Founded in 2012, Drew Farms is the result of a collaboration with the DPS Office of School Nutrition, Michigan State University Extension, and the Drew Transition Center. With four acres of farmland and six 96-square-foot hoop house, the farm regularly provides produce—including lettuce, spinach, broccoli, yellow squash, and zucchini—to 11 of DPS’ 141 schools. “The past two years we have grown a crop that has allowed us to feed all our schools for one day,” Degarmo notes. “In 2014 it was corn, and it 2015 it was butternut squash.”
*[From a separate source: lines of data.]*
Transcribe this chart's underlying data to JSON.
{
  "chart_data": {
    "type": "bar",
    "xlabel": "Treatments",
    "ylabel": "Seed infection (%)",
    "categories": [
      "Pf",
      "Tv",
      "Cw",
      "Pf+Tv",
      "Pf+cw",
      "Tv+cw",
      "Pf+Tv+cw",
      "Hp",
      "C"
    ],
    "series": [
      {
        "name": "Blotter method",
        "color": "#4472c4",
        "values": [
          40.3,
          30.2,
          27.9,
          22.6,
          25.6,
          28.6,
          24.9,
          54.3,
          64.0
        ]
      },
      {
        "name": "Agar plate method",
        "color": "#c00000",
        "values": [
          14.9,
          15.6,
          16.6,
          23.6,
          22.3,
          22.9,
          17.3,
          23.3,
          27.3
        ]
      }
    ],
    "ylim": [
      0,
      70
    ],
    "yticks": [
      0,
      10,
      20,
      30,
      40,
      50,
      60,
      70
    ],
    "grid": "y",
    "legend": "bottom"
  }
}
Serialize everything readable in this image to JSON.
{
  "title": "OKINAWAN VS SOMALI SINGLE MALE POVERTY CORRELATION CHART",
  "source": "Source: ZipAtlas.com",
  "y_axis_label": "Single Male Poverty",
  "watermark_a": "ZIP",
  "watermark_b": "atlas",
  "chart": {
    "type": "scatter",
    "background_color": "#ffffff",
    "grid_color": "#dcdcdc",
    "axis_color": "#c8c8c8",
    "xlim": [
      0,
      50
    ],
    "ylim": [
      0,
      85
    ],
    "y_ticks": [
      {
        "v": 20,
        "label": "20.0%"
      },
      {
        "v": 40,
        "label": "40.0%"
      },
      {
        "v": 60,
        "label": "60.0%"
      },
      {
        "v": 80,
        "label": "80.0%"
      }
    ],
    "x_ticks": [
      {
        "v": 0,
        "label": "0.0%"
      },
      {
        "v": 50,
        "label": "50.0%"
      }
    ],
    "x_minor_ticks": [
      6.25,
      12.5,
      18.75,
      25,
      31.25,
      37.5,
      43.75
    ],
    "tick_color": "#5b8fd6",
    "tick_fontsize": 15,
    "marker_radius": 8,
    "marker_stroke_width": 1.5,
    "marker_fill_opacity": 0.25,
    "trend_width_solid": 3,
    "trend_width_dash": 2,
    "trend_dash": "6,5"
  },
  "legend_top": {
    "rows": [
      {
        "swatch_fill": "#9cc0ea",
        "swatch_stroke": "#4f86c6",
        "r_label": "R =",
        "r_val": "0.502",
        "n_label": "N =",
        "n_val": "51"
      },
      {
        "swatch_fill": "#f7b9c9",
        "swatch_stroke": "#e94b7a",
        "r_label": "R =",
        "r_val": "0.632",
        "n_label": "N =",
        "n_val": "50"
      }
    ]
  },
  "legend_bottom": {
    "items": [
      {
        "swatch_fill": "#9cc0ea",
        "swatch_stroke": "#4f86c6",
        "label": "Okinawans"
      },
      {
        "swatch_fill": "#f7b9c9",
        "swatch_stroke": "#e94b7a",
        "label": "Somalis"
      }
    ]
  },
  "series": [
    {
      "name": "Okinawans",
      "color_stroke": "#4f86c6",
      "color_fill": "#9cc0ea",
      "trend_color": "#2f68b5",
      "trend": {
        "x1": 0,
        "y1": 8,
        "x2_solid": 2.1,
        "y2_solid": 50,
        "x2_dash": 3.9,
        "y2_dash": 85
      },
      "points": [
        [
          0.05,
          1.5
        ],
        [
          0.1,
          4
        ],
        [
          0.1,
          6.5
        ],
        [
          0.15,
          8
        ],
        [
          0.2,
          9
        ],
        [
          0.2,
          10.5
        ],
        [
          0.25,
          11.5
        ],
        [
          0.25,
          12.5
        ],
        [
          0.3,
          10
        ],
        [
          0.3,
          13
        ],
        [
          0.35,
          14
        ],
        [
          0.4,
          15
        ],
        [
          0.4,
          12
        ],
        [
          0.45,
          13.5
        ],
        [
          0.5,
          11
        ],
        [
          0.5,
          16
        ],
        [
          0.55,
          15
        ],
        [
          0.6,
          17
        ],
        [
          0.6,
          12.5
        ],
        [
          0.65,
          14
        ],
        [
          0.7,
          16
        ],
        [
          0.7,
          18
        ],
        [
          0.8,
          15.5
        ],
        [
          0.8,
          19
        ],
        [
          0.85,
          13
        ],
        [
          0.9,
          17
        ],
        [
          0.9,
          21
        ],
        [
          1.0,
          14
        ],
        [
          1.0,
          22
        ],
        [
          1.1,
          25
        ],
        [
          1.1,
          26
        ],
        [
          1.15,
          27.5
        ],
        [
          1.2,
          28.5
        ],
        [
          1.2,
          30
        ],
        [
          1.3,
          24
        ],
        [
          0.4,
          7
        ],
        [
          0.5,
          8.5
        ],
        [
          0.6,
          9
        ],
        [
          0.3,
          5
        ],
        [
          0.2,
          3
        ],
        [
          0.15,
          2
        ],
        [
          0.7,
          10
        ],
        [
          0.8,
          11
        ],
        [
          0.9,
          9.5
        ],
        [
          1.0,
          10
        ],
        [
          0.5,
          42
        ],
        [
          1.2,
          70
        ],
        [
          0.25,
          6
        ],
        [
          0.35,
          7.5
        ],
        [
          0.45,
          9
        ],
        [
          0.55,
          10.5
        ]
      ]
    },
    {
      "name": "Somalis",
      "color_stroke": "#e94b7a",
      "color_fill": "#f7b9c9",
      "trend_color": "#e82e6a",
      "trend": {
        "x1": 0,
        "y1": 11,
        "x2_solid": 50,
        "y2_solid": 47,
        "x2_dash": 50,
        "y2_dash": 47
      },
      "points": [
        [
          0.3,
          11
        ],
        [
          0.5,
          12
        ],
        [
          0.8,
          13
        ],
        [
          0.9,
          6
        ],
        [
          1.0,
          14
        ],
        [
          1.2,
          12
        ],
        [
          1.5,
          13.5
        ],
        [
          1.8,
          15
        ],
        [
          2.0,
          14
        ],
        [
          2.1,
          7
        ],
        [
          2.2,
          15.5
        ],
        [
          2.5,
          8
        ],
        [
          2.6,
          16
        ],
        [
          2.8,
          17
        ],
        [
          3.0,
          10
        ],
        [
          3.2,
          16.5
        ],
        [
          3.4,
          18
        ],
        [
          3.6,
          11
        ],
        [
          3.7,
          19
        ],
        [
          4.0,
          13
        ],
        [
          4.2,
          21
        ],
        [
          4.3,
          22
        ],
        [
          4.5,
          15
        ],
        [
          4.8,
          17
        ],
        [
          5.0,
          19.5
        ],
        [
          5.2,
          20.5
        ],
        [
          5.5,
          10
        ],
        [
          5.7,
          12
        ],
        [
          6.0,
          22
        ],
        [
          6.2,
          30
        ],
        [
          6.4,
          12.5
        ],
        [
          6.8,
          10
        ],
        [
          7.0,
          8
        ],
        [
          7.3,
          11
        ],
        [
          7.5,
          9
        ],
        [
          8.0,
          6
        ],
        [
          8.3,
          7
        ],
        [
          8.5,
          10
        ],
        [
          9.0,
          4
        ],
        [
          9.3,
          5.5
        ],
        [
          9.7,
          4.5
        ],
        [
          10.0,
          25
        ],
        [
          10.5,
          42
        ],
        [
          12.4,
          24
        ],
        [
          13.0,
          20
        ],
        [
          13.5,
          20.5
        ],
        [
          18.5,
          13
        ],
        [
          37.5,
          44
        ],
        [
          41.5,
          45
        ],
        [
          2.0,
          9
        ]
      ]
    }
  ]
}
DPS and Drew Farms are now looking at opportunities for summer school and the greater community. Parents, grandparents, and other student chaperones have appreciated the field trips as much as the students, Degarmo says. “This has sparked a new program called Family Farm Days, which we will pilot this summer on six Saturdays between July and October. Brooke, Shannon, and future FoodCorps members will be integral in creating, adapting, and implementing this exciting new opportunity for our school families.”